In one embodiment, a data synchronization process encryption apparatus 100 is provided, and the data synchronization process encryption apparatus 100 corresponds to the data synchronization process encryption method in the above embodiment one to one. As shown in fig. 4, the data synchronization process encryption apparatus 100 includes a data acquisition module 11, a database connection encoding module 12, a data synchronization command module 13, a database connection management module 14, an encryption export data module 15, and an encryption import data module 16. The detailed description of each functional module is as follows:
the data acquisition module 11 is configured to acquire a database user name and a database password of a database, where the database user name and the database password are used to connect to the corresponding database, and the database is a relational database or a non-relational database;
a database connection coding module 12, configured to generate a database connection number of the database, and number the database user name and the database password;
a data synchronization command module 13, configured to receive a data synchronization command, where the data synchronization command includes a target relational database and a target non-relational database
A database connection management module 14, configured to create, using a Sqoop tool, a first database connection connecting the target relational database and a second database connection connecting the target non-relational database, where the first database connection includes the database connection number of the target relational database, and the second database connection includes the database connection number;
the encrypted export data module 15 is used for encrypting the data of the data table to be exported by using a preset encryption algorithm to obtain target encrypted export data if the target relational database is successfully connected;
and an encrypted import data module 16, configured to import, by using the Sqoop tool, the target encrypted export data into the target non-relational database if the target non-relational database is successfully connected.
Further, the data obtaining module 11 further includes:
and the secondary encryption sub-module is used for encrypting the database user name and the database password by using a preset encryption method.
Further, the database connection encoding module 12 further includes:
a database permission obtaining sub-module, configured to obtain a target database permission of a database account corresponding to the database user name in the corresponding relational database or the non-relational database;
and the database permission correlation submodule is used for correlating the target database permission with the database connection number.
Further, the database permission association sub-module further includes:
the first timing task subunit is used for starting a first timing task and monitoring whether the database user name corresponding to the database connection number exists in the corresponding relational database or the non-relational database according to a preset first time frequency;
the account information removing subunit is configured to remove the database connection number, the database user name, the database password, and the target database permission corresponding to the database connection number if the account information removing subunit does not exist;
the second timing task subunit is used for starting a second timing task and monitoring whether the database password and the target database permission corresponding to the database user name change or not according to a preset second time frequency;
and the account information updating subunit is used for, if so, re-acquiring the database password and the target database permission from the corresponding relational database or the non-relational database.

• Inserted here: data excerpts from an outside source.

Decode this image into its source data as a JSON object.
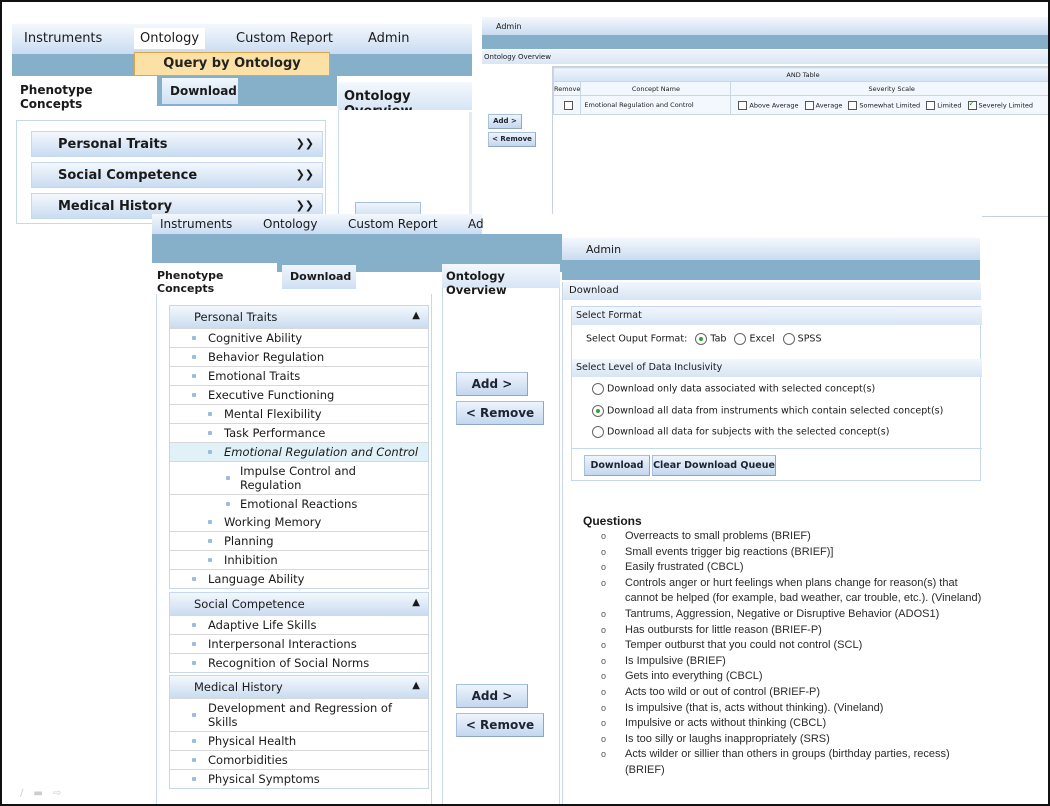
{
  "screen_a": {
    "menu": [
      "Instruments",
      "Ontology",
      "Custom Report",
      "Admin"
    ],
    "active_menu": "Ontology",
    "submenu_item": "Query by Ontology",
    "tabs": [
      "Phenotype Concepts",
      "Download"
    ],
    "overview_tab": "Ontology Overview",
    "accordion": [
      {
        "label": "Personal Traits",
        "icon": "chevron-double-down-icon"
      },
      {
        "label": "Social Competence",
        "icon": "chevron-double-down-icon"
      },
      {
        "label": "Medical History",
        "icon": "chevron-double-down-icon"
      }
    ]
  },
  "screen_b": {
    "menu_label": "Admin",
    "overview_label": "Ontology Overview",
    "add_label": "Add >",
    "remove_label": "< Remove",
    "table": {
      "title": "AND Table",
      "columns": [
        "Remove",
        "Concept Name",
        "Severity Scale"
      ],
      "rows": [
        {
          "remove_checked": false,
          "concept": "Emotional Regulation and Control",
          "severity": [
            {
              "label": "Above Average",
              "checked": false
            },
            {
              "label": "Average",
              "checked": false
            },
            {
              "label": "Somewhat Limited",
              "checked": false
            },
            {
              "label": "Limited",
              "checked": false
            },
            {
              "label": "Severely Limited",
              "checked": true
            }
          ]
        }
      ]
    }
  },
  "screen_c": {
    "menu": [
      "Instruments",
      "Ontology",
      "Custom Report",
      "Ad"
    ],
    "admin_label": "Admin",
    "tabs": [
      "Phenotype Concepts",
      "Download"
    ],
    "overview_tab": "Ontology Overview",
    "add_label": "Add >",
    "remove_label": "< Remove",
    "groups": [
      {
        "label": "Personal Traits",
        "icon": "chevron-double-up-icon",
        "items": [
          {
            "label": "Cognitive Ability",
            "level": 1
          },
          {
            "label": "Behavior Regulation",
            "level": 1
          },
          {
            "label": "Emotional Traits",
            "level": 1
          },
          {
            "label": "Executive Functioning",
            "level": 1
          },
          {
            "label": "Mental Flexibility",
            "level": 2
          },
          {
            "label": "Task Performance",
            "level": 2
          },
          {
            "label": "Emotional Regulation and Control",
            "level": 2,
            "selected": true
          },
          {
            "label": "Impulse Control and Regulation",
            "level": 3
          },
          {
            "label": "Emotional Reactions",
            "level": 3
          },
          {
            "label": "Working Memory",
            "level": 2
          },
          {
            "label": "Planning",
            "level": 2
          },
          {
            "label": "Inhibition",
            "level": 2
          },
          {
            "label": "Language Ability",
            "level": 1
          }
        ]
      },
      {
        "label": "Social Competence",
        "icon": "chevron-double-up-icon",
        "items": [
          {
            "label": "Adaptive Life Skills",
            "level": 1
          },
          {
            "label": "Interpersonal Interactions",
            "level": 1
          },
          {
            "label": "Recognition of Social Norms",
            "level": 1
          }
        ]
      },
      {
        "label": "Medical History",
        "icon": "chevron-double-up-icon",
        "items": [
          {
            "label": "Development and Regression of Skills",
            "level": 1
          },
          {
            "label": "Physical Health",
            "level": 1
          },
          {
            "label": "Comorbidities",
            "level": 1
          },
          {
            "label": "Physical Symptoms",
            "level": 1
          }
        ]
      }
    ],
    "download": {
      "title": "Download",
      "format_section": "Select Format",
      "format_label": "Select Ouput Format:",
      "formats": [
        {
          "label": "Tab",
          "selected": true
        },
        {
          "label": "Excel",
          "selected": false
        },
        {
          "label": "SPSS",
          "selected": false
        }
      ],
      "inclusivity_section": "Select Level of Data Inclusivity",
      "inclusivity_options": [
        {
          "label": "Download only data associated with selected concept(s)",
          "selected": false
        },
        {
          "label": "Download all data from instruments which contain selected concept(s)",
          "selected": true
        },
        {
          "label": "Download all data for subjects with the selected concept(s)",
          "selected": false
        }
      ],
      "download_button": "Download",
      "clear_button": "Clear Download Queue"
    },
    "questions": {
      "title": "Questions",
      "items": [
        "Overreacts to small problems (BRIEF)",
        "Small events trigger big reactions (BRIEF)]",
        "Easily frustrated (CBCL)",
        "Controls anger or hurt feelings when plans change for reason(s) that cannot be helped (for example, bad weather, car trouble, etc.). (Vineland)",
        "Tantrums, Aggression, Negative or Disruptive Behavior (ADOS1)",
        "Has outbursts for little reason (BRIEF-P)",
        "Temper outburst that you could not control (SCL)",
        "Is Impulsive (BRIEF)",
        "Gets into everything (CBCL)",
        "Acts too wild or out of control (BRIEF-P)",
        "Is impulsive (that is, acts without thinking). (Vineland)",
        "Impulsive or acts without thinking (CBCL)",
        "Is too silly or laughs inappropriately (SRS)",
        "Acts wilder or sillier than others in groups (birthday parties, recess) (BRIEF)"
      ]
    }
  },
  "colors": {
    "band": "#86afc9",
    "menu_gradient_top": "#f4f8fd",
    "menu_gradient_bottom": "#c9dcf1",
    "submenu_highlight": "#fbe1a6",
    "selected_row": "#e1f1f8",
    "radio_selected": "#35a035"
  }
}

Further, the encrypted export data module 14 further comprises:
the encrypted data destruction submodule is used for destroying the target encrypted export data if the connection with the target non-relational database fails;
the database connection destruction submodule is used for judging whether the second database connection corresponding to the target encryption export data is in a connection state, if so, the second database connection is disconnected and recovered;
the encryption algorithm selection submodule is used for selecting an encryption algorithm from a preset encryption algorithm library as the preset encryption algorithm;
and the encryption algorithm association submodule is used for associating the preset encryption algorithm with the data of the data table to be exported, wherein the preset encryption algorithm is a reversible encryption algorithm.
Wherein the meaning of "first" and "second" in the above modules/units is only to distinguish different modules/units, and is not used to define which module/unit has higher priority or other defining meaning. Furthermore, the terms "comprises," "comprising," and "having," and any variations thereof, are intended to cover a non-exclusive inclusion, such that a process, method, system, article, or apparatus that comprises a list of steps or modules is not necessarily limited to those steps or modules explicitly listed, but may include other steps or modules not expressly listed or inherent to such process, method, article, or apparatus, and the division of modules into blocks presented herein is merely a logical division and may be implemented in a further manner in actual practice.

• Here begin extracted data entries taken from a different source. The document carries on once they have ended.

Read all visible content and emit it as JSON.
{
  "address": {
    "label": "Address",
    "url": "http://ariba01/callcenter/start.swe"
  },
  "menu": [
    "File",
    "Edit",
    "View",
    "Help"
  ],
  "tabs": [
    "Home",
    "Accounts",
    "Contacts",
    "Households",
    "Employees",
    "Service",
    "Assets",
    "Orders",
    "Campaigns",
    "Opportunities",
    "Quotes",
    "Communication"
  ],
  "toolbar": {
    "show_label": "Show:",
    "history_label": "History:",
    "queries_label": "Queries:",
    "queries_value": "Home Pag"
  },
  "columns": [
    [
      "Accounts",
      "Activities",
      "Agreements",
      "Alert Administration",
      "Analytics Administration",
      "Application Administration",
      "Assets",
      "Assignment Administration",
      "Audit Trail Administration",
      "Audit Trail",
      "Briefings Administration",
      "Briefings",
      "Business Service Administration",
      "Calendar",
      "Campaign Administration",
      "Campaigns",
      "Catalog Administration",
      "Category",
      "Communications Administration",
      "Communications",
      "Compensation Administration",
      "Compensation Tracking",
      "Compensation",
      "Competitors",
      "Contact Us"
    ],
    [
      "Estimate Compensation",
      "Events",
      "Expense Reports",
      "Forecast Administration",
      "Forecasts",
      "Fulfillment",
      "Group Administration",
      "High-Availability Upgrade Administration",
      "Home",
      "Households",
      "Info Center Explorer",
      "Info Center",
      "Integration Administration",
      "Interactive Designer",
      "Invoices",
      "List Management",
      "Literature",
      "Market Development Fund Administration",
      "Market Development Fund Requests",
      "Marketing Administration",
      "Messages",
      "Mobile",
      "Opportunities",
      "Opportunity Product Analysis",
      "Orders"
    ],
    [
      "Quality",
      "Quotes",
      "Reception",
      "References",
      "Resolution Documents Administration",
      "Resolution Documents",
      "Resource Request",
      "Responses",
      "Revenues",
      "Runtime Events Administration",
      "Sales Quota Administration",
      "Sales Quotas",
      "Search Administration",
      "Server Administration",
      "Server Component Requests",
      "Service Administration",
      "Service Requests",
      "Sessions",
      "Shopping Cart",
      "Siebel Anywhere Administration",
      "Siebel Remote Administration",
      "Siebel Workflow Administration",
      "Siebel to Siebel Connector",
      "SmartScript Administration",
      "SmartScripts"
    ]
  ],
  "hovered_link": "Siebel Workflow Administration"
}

For specific limitations of the data synchronization process encryption apparatus, reference may be made to the above limitations on the data synchronization process encryption method, which will not be described herein again. The modules in the data synchronization process encryption device can be wholly or partially realized by software, hardware and a combination thereof. The modules can be embedded in a hardware form or independent of a processor in the computer device, and can also be stored in a memory in the computer device in a software form, so that the processor can call and execute operations corresponding to the modules.
In one embodiment, a computer device is provided, which may be a server, the internal structure of which may be as shown in fig. 5. The computer device includes a processor, a memory, a network interface, and a database connected by a system bus. Wherein the processor of the computer device is configured to provide computing and control capabilities. The memory of the computer device comprises a nonvolatile storage medium and an internal memory. The non-volatile storage medium stores an operating system, a computer program, and a database. The internal memory provides an environment for the operating system and the computer program to run on the non-volatile storage medium. The database of the computer device is used for storing data involved in the data synchronization process encryption method. The network interface of the computer device is used for communicating with an external terminal through a network connection. The computer program when executed by a processor implements a data synchronization process encryption method.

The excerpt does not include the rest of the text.